Question

The energy of σ2p_z molecular orbital is greater than π2p_x and π2p_y molecular orbitals in nitrogen molecule. Write the complete sequence of energy levels in the increasing order of energy in the molecule. Compare the relative stability and the magnetic behaviour of the following species :

\[\ce{N2, N^{+}2, N^{-}2, N^{2+}2}\]

Answer 1

The general molecular energy levels for nitrogen atom is:

`σ1s < σ^∗1s < σ2s < σ^∗2s < π2p_x = π2p_y < σ2p_z`

\[\ce{N2}\] molecule has 14 electrons in its molecular structure.

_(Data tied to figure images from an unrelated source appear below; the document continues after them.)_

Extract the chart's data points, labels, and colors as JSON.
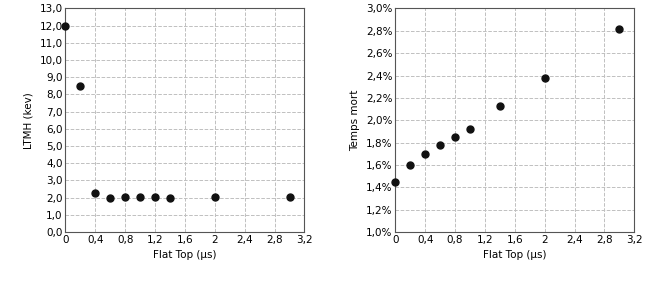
{
  "left": {
    "x": [
      0,
      0.2,
      0.4,
      0.6,
      0.8,
      1.0,
      1.2,
      1.4,
      2.0,
      3.0
    ],
    "y": [
      12.0,
      8.5,
      2.3,
      2.0,
      2.05,
      2.05,
      2.05,
      2.0,
      2.05,
      2.05
    ],
    "xlabel": "Flat Top (µs)",
    "ylabel": "LTMH (kev)",
    "xlim": [
      0,
      3.2
    ],
    "ylim": [
      0,
      13.0
    ],
    "xticks": [
      0,
      0.4,
      0.8,
      1.2,
      1.6,
      2.0,
      2.4,
      2.8,
      3.2
    ],
    "yticks": [
      0,
      1.0,
      2.0,
      3.0,
      4.0,
      5.0,
      6.0,
      7.0,
      8.0,
      9.0,
      10.0,
      11.0,
      12.0,
      13.0
    ],
    "xtick_labels": [
      "0",
      "0,4",
      "0,8",
      "1,2",
      "1,6",
      "2",
      "2,4",
      "2,8",
      "3,2"
    ],
    "ytick_labels": [
      "0,0",
      "1,0",
      "2,0",
      "3,0",
      "4,0",
      "5,0",
      "6,0",
      "7,0",
      "8,0",
      "9,0",
      "10,0",
      "11,0",
      "12,0",
      "13,0"
    ]
  },
  "right": {
    "x": [
      0,
      0.2,
      0.4,
      0.6,
      0.8,
      1.0,
      1.4,
      2.0,
      3.0
    ],
    "y": [
      0.0145,
      0.016,
      0.017,
      0.0178,
      0.0185,
      0.0192,
      0.0213,
      0.0238,
      0.0282
    ],
    "xlabel": "Flat Top (µs)",
    "ylabel": "Temps mort",
    "xlim": [
      0,
      3.2
    ],
    "ylim": [
      0.01,
      0.03
    ],
    "xticks": [
      0,
      0.4,
      0.8,
      1.2,
      1.6,
      2.0,
      2.4,
      2.8,
      3.2
    ],
    "yticks": [
      0.01,
      0.012,
      0.014,
      0.016,
      0.018,
      0.02,
      0.022,
      0.024,
      0.026,
      0.028,
      0.03
    ],
    "xtick_labels": [
      "0",
      "0,4",
      "0,8",
      "1,2",
      "1,6",
      "2",
      "2,4",
      "2,8",
      "3,2"
    ],
    "ytick_labels": [
      "1,0%",
      "1,2%",
      "1,4%",
      "1,6%",
      "1,8%",
      "2,0%",
      "2,2%",
      "2,4%",
      "2,6%",
      "2,8%",
      "3,0%"
    ]
  },
  "marker_color": "#111111",
  "marker_size": 5,
  "grid_color": "#c0c0c0",
  "grid_style": "--",
  "bg_color": "#ffffff",
  "font_size": 7.5
}
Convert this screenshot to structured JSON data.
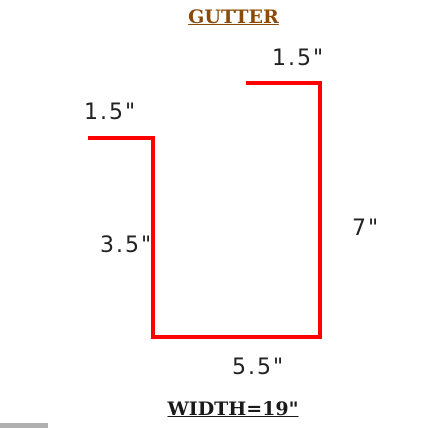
{
  "title": "GUTTER",
  "footer": "WIDTH=19\"",
  "dimensions": {
    "top_right_lip": "1.5\"",
    "top_left_lip": "1.5\"",
    "left_wall": "3.5\"",
    "right_wall": "7\"",
    "bottom": "5.5\""
  },
  "colors": {
    "profile_line": "#ff0000",
    "title": "#8a4b0a",
    "text": "#222222"
  }
}
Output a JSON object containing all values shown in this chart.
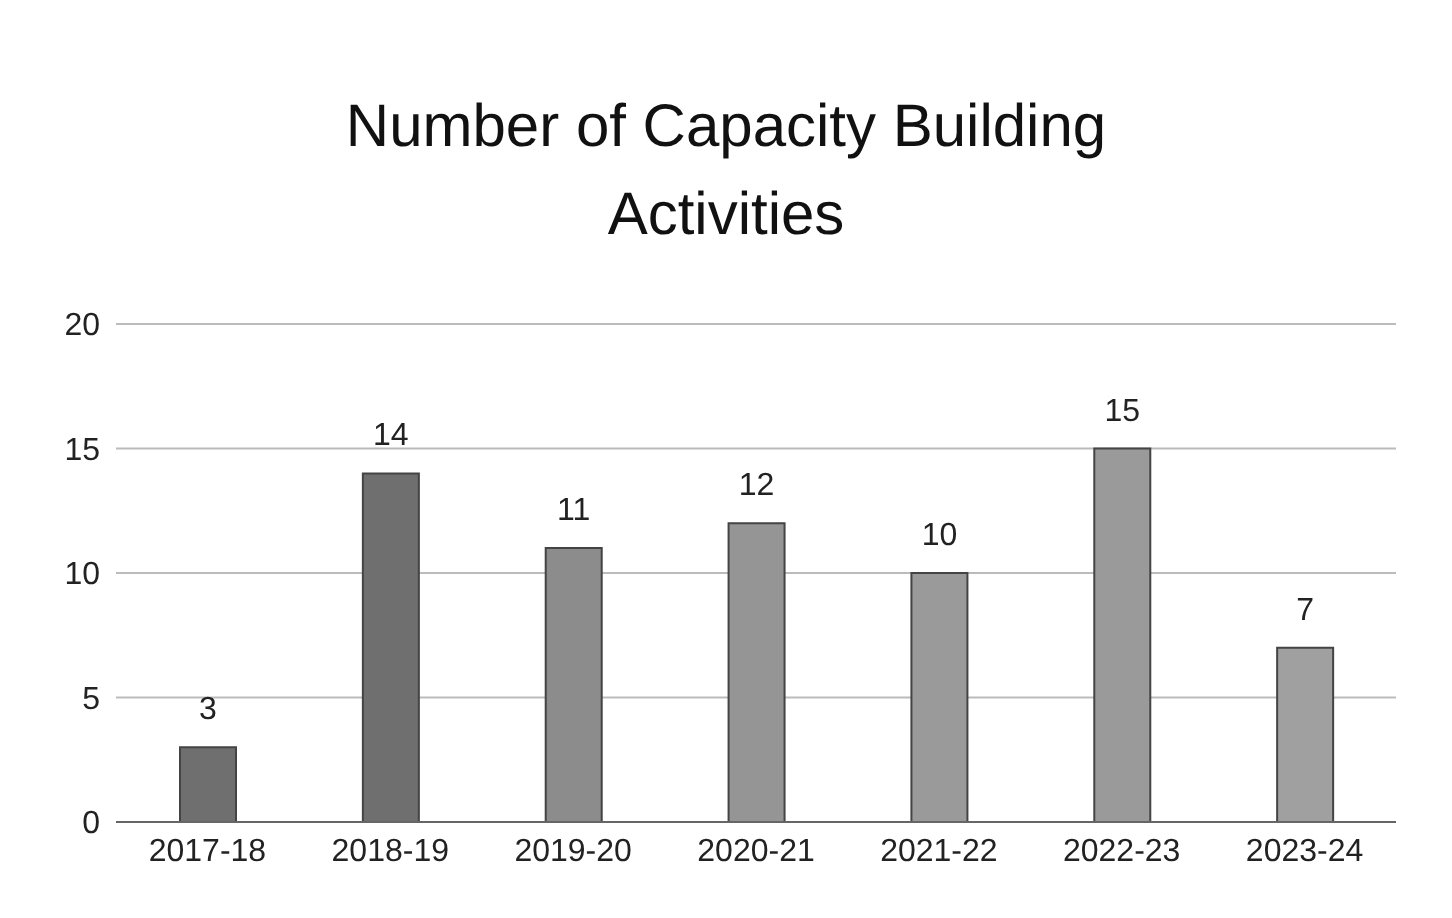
{
  "chart_data": {
    "type": "bar",
    "title": "Number of Capacity Building Activities",
    "categories": [
      "2017-18",
      "2018-19",
      "2019-20",
      "2020-21",
      "2021-22",
      "2022-23",
      "2023-24"
    ],
    "values": [
      3,
      14,
      11,
      12,
      10,
      15,
      7
    ],
    "colors": [
      "#6f6f6f",
      "#6f6f6f",
      "#8c8c8c",
      "#959595",
      "#9a9a9a",
      "#9a9a9a",
      "#a0a0a0"
    ],
    "ylim": [
      0,
      20
    ],
    "yticks": [
      0,
      5,
      10,
      15,
      20
    ],
    "grid": "y",
    "data_labels": true
  }
}
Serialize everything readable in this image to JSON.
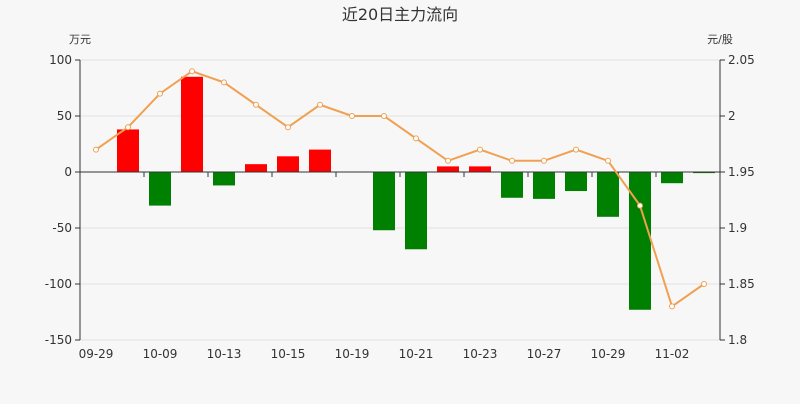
{
  "chart_data": {
    "type": "bar+line",
    "title": "近20日主力流向",
    "left_axis": {
      "unit": "万元",
      "ticks": [
        100,
        50,
        0,
        -50,
        -100,
        -150
      ],
      "ylim": [
        -150,
        100
      ]
    },
    "right_axis": {
      "unit": "元/股",
      "ticks": [
        "2.05",
        "2",
        "1.95",
        "1.9",
        "1.85",
        "1.8"
      ],
      "ylim": [
        1.8,
        2.05
      ]
    },
    "x_tick_labels": [
      "09-29",
      "10-09",
      "10-13",
      "10-15",
      "10-19",
      "10-21",
      "10-23",
      "10-27",
      "10-29",
      "11-02"
    ],
    "bars": [
      0,
      38,
      -30,
      85,
      -12,
      7,
      14,
      20,
      0,
      -52,
      -69,
      5,
      5,
      -23,
      -24,
      -17,
      -40,
      -123,
      -10,
      -1
    ],
    "line": [
      1.97,
      1.99,
      2.02,
      2.04,
      2.03,
      2.01,
      1.99,
      2.01,
      2.0,
      2.0,
      1.98,
      1.96,
      1.97,
      1.96,
      1.96,
      1.97,
      1.96,
      1.92,
      1.83,
      1.85
    ],
    "colors": {
      "positive": "#ff0000",
      "negative": "#008000",
      "line": "#f0a050",
      "axis": "#333333",
      "grid": "#e0e0e0"
    },
    "grid": true
  }
}
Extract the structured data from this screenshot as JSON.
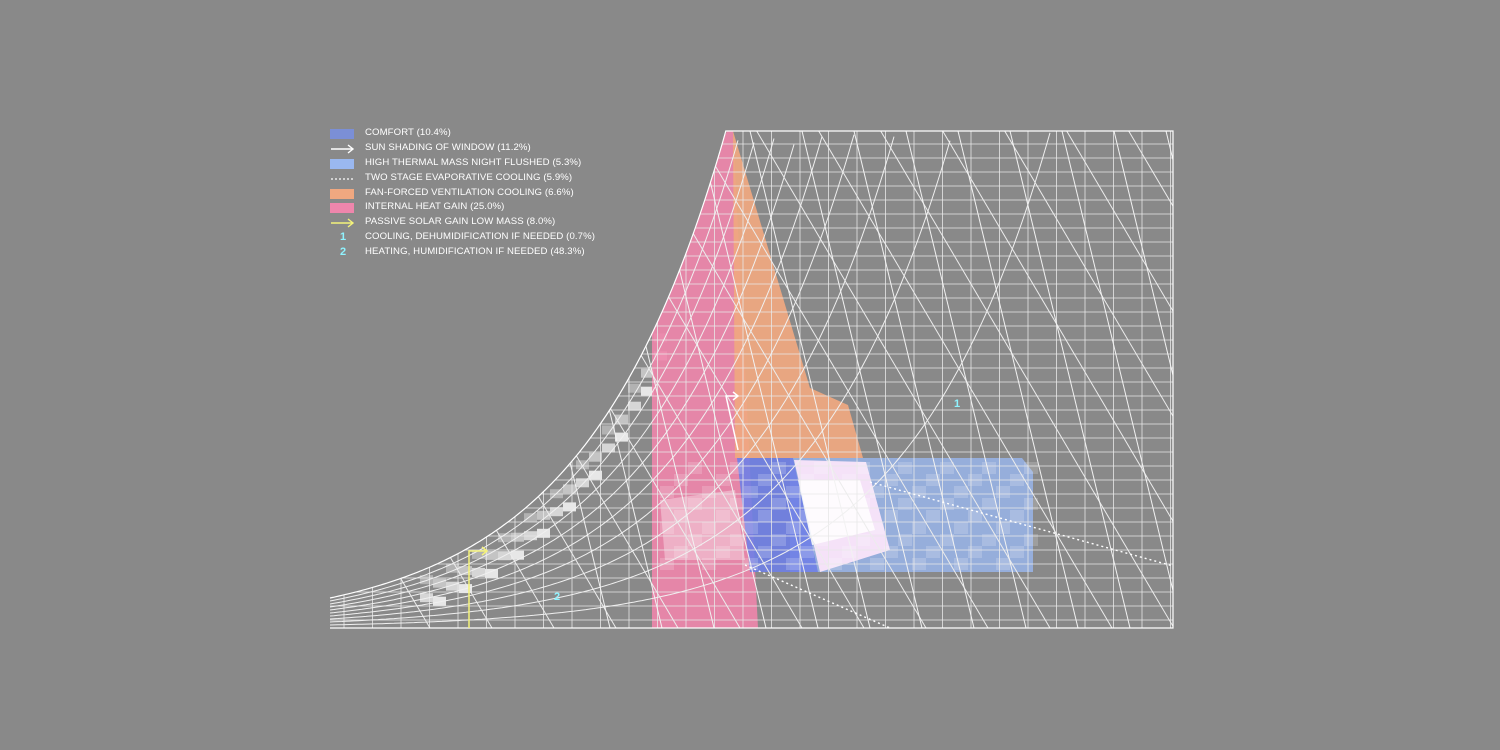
{
  "legend": [
    {
      "label": "COMFORT (10.4%)",
      "marker": "swatch",
      "color": "#7b8fd6"
    },
    {
      "label": "SUN SHADING OF WINDOW (11.2%)",
      "marker": "arrow",
      "color": "#ffffff"
    },
    {
      "label": "HIGH THERMAL MASS NIGHT FLUSHED (5.3%)",
      "marker": "swatch",
      "color": "#9ab8f0"
    },
    {
      "label": "TWO STAGE EVAPORATIVE COOLING (5.9%)",
      "marker": "dotted",
      "color": "#ffffff"
    },
    {
      "label": "FAN-FORCED VENTILATION COOLING (6.6%)",
      "marker": "swatch",
      "color": "#f0a880"
    },
    {
      "label": "INTERNAL HEAT GAIN (25.0%)",
      "marker": "swatch",
      "color": "#ef86ac"
    },
    {
      "label": "PASSIVE SOLAR GAIN LOW MASS (8.0%)",
      "marker": "arrow",
      "color": "#f4f27a"
    },
    {
      "label": "COOLING, DEHUMIDIFICATION IF NEEDED (0.7%)",
      "marker": "number",
      "number": "1",
      "color": "#8ff3ff"
    },
    {
      "label": "HEATING, HUMIDIFICATION IF NEEDED (48.3%)",
      "marker": "number",
      "number": "2",
      "color": "#8ff3ff"
    }
  ],
  "chart_data": {
    "type": "psychrometric",
    "zones": [
      {
        "name": "COMFORT (10.4%)",
        "percent": 10.4,
        "color": "#6f80e6"
      },
      {
        "name": "SUN SHADING OF WINDOW (11.2%)",
        "percent": 11.2,
        "color": "#ffffff"
      },
      {
        "name": "HIGH THERMAL MASS NIGHT FLUSHED (5.3%)",
        "percent": 5.3,
        "color": "#9ab8f0"
      },
      {
        "name": "TWO STAGE EVAPORATIVE COOLING (5.9%)",
        "percent": 5.9,
        "color": "#ffffff"
      },
      {
        "name": "FAN-FORCED VENTILATION COOLING (6.6%)",
        "percent": 6.6,
        "color": "#f0a880"
      },
      {
        "name": "INTERNAL HEAT GAIN (25.0%)",
        "percent": 25.0,
        "color": "#ef86ac"
      },
      {
        "name": "PASSIVE SOLAR GAIN LOW MASS (8.0%)",
        "percent": 8.0,
        "color": "#f4f27a"
      }
    ],
    "region_labels": [
      {
        "number": "1",
        "name": "COOLING, DEHUMIDIFICATION IF NEEDED (0.7%)",
        "percent": 0.7
      },
      {
        "number": "2",
        "name": "HEATING, HUMIDIFICATION IF NEEDED (48.3%)",
        "percent": 48.3
      }
    ],
    "grid": true,
    "legend_position": "top-left"
  }
}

Its electronic configuration will be:

`σ1s^2 < σ^∗1s^2 <σ2s^2 < σ^∗2s^2 < π2px^2 = π2py^2 < σ2pz^2`

\[\ce{N^{+}2}\] has 13 electrons in its molecular structure. Its electronic configuration will be:

`σ1s^2 < σ^∗1s^2 < σ2s^2< σ^∗2s^2 < π2px^2 = π2py^2 < σ2pz^1`

\[\ce{N^{-}2}\] has 15 electrons in its molecular structure. Its electronic configuration will be:

`σ1s^2 < σ^∗1s^2 < σ2s^2 < σ^∗2s^2 < π2px^2 = π2py^2 < σ2pz^2 < π^∗2px^1`

\[\ce{N^{2+}2}\] has 12 electrons in its molecular structure. Its electronic configuration will be:

`σ1s^2 < σ^∗1s^2 < σ2s^2 < σ^∗2s^2 < π2px^2 = π2py^2`

The formula for finding the bond order (B. O) for any molecular species is:

BO = `1/2[N_b - N_a]`

Hence, the bond orders of the given molecular species are:

N₂ = `(10 - 4)/2` = 3

\[\ce{N^{+}2}\] = `(9 - 4)/2` = 2.5

\[\ce{N^{-}2}\] = `(10 - 5)/2` = 2.5

\[\ce{N^{2+}2}\] = `(8 - 4)/2` = 2

The order for the stability of the given molecular species thus will be:

\[\ce{N2 > N^{-}2 > N^{+}2 > N^{2+}2}\]